Vous prônez une nouvelle forme de solidarité dans la zone francophone en matière d’éducation et de formation professionnelle. Concrètement, que doit-on faire ?
 
Agir de concert. Je crois que les offres de formation et d’éducation sont encore trop dispersées, mal coordonnées, pas toujours bien ciblées ou accessibles. Il faut aussi impérativement renforcer la formation des formateurs, c’est la clé du système si l’on veut que chaque pays soit en mesure de répondre à la demande de formation et d’éducation et de la prendre en charge. On peut ensuite mutualiser les outils, ce que permettent plus facilement les technologies de l’information : partage des cours en ligne, accès à une bibliothèque virtuelle par exemple. Mais l’action des Régions dans ce domaine ne pourra être que complémentaire ou incitative, pour appuyer une politique nationale en matière d’éducation.

 

Comment faire pour encourager à retourner dans leur pays d’origine les compétences que vous aidez à former ?
 
La vraie question est celle des débouchés. Les formations doivent donc répondre à une demande ou créer leur propre emploi si l’on veut que cet investissement profite au pays d’origine. Nous avons mis en place un programme d’accueil en 3ème cycle d’étudiants malgaches du CHU d’Antananarivo qui viennent à l’université et au CHU de Bordeaux compléter leur formation en tant que « faisant fonction d’internes ». Ils doivent retourner obligatoirement dans leur université d’origine à Madagascar pour valider leur spécialité. Près de 140 médecins malgaches sont ainsi passés par les hôpitaux aquitains.
 
 
Quels rôles peuvent jouer les migrants dans la coopération décentralisée au niveau de l’éducation et de la formation professionnelle ?
 
Ils peuvent à la fois jouer un rôle moteur et d’intermédiaires constructifs pour promouvoir ces coopérations. Ils en sont d’ailleurs souvent les acteurs à travers les associations de la solidarité internationale.
 
 
Comment, malgré les difficultés économiques et financières des pays du Nord, maintenir les efforts d’accompagnement des pays du Sud dans la construction de leur système d’éducation et de formation efficace ?
 
En étant justement plus efficaces et mieux coordonnés pour mutualiser les moyens. C’est bien notre intention quand les Régions de France signent une convention-cadre avec l’Agence universitaire de la Francophonie pour permettre un groupement de commandes pour l’achat d’équipements informatiques par exemple, ou pour mettre en place des cycles de formations à une échelle régionale, au sens onusien du terme.

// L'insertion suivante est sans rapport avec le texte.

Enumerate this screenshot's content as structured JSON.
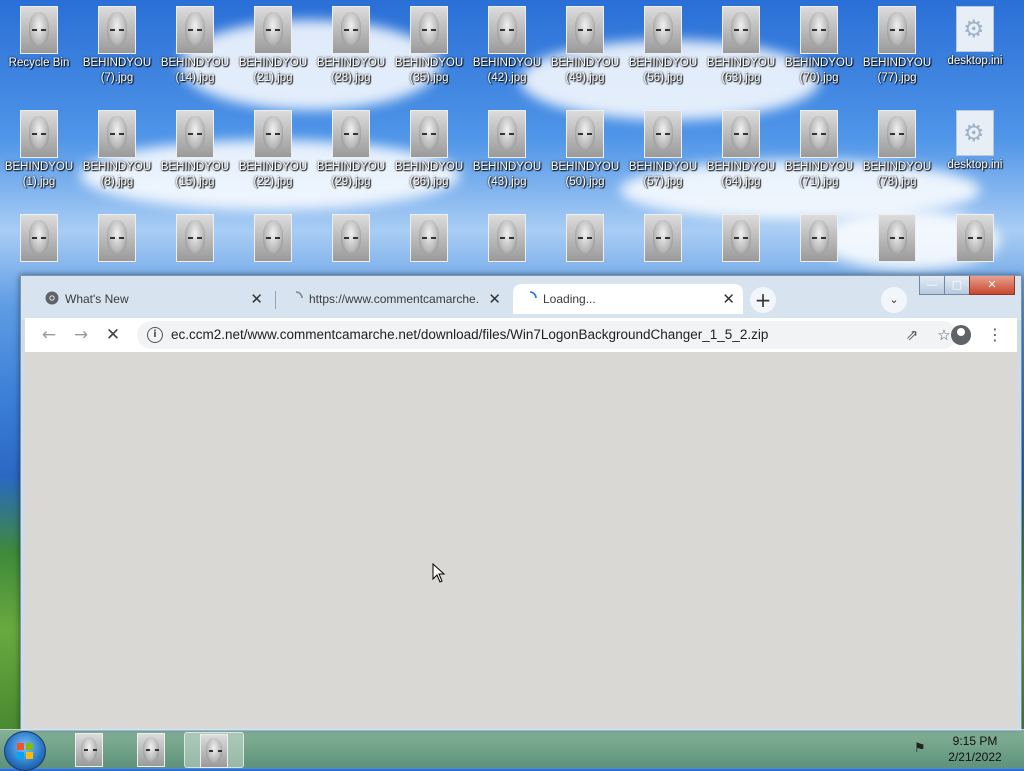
{
  "desktop": {
    "icons_row1": [
      {
        "label": "Recycle Bin",
        "kind": "photo"
      },
      {
        "label": "BEHINDYOU (7).jpg",
        "kind": "photo"
      },
      {
        "label": "BEHINDYOU (14).jpg",
        "kind": "photo"
      },
      {
        "label": "BEHINDYOU (21).jpg",
        "kind": "photo"
      },
      {
        "label": "BEHINDYOU (28).jpg",
        "kind": "photo"
      },
      {
        "label": "BEHINDYOU (35).jpg",
        "kind": "photo"
      },
      {
        "label": "BEHINDYOU (42).jpg",
        "kind": "photo"
      },
      {
        "label": "BEHINDYOU (49).jpg",
        "kind": "photo"
      },
      {
        "label": "BEHINDYOU (56).jpg",
        "kind": "photo"
      },
      {
        "label": "BEHINDYOU (63).jpg",
        "kind": "photo"
      },
      {
        "label": "BEHINDYOU (70).jpg",
        "kind": "photo"
      },
      {
        "label": "BEHINDYOU (77).jpg",
        "kind": "photo"
      },
      {
        "label": "desktop.ini",
        "kind": "settings-file"
      }
    ],
    "icons_row2": [
      {
        "label": "BEHINDYOU (1).jpg",
        "kind": "photo"
      },
      {
        "label": "BEHINDYOU (8).jpg",
        "kind": "photo"
      },
      {
        "label": "BEHINDYOU (15).jpg",
        "kind": "photo"
      },
      {
        "label": "BEHINDYOU (22).jpg",
        "kind": "photo"
      },
      {
        "label": "BEHINDYOU (29).jpg",
        "kind": "photo"
      },
      {
        "label": "BEHINDYOU (36).jpg",
        "kind": "photo"
      },
      {
        "label": "BEHINDYOU (43).jpg",
        "kind": "photo"
      },
      {
        "label": "BEHINDYOU (50).jpg",
        "kind": "photo"
      },
      {
        "label": "BEHINDYOU (57).jpg",
        "kind": "photo"
      },
      {
        "label": "BEHINDYOU (64).jpg",
        "kind": "photo"
      },
      {
        "label": "BEHINDYOU (71).jpg",
        "kind": "photo"
      },
      {
        "label": "BEHINDYOU (78).jpg",
        "kind": "photo"
      },
      {
        "label": "desktop.ini",
        "kind": "settings-file"
      }
    ],
    "icons_row3_count": 13
  },
  "browser": {
    "tabs": [
      {
        "title": "What's New",
        "icon": "chrome-icon",
        "active": false
      },
      {
        "title": "https://www.commentcamarche.",
        "icon": "loading-spinner-icon",
        "active": false
      },
      {
        "title": "Loading...",
        "icon": "loading-spinner-icon",
        "active": true
      }
    ],
    "tab_close_glyph": "✕",
    "new_tab_glyph": "+",
    "tab_search_glyph": "⌄",
    "url": "ec.ccm2.net/www.commentcamarche.net/download/files/Win7LogonBackgroundChanger_1_5_2.zip",
    "window_buttons": {
      "minimize": "—",
      "maximize": "□",
      "close": "✕"
    },
    "nav": {
      "back": "←",
      "forward": "→",
      "stop": "✕"
    },
    "omni_info": "i",
    "share_glyph": "⇗",
    "star_glyph": "☆",
    "menu_glyph": "⋮"
  },
  "taskbar": {
    "items": [
      {
        "name": "photo-viewer-1",
        "active": false
      },
      {
        "name": "photo-viewer-2",
        "active": false
      },
      {
        "name": "photo-viewer-3",
        "active": true
      }
    ],
    "tray_glyph": "⚑",
    "time": "9:15 PM",
    "date": "2/21/2022"
  },
  "colors": {
    "tab_active": "#ffffff",
    "tabstrip": "#d7e3ef",
    "content_bg": "#dad8d5",
    "close_button": "#c7472e"
  }
}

On pourrait par exemple imaginer un programme regroupant des écoles d’infirmières ou des facultés de médecine de plusieurs Régions françaises qui offrent des stages de formation ou de spécialisation pour une zone géographique donnée en Afrique de l’Ouest. Je crois que les Régions peuvent sortir des micro-projets pour chercher un effet levier plus fort auprès de leurs partenaires du Sud.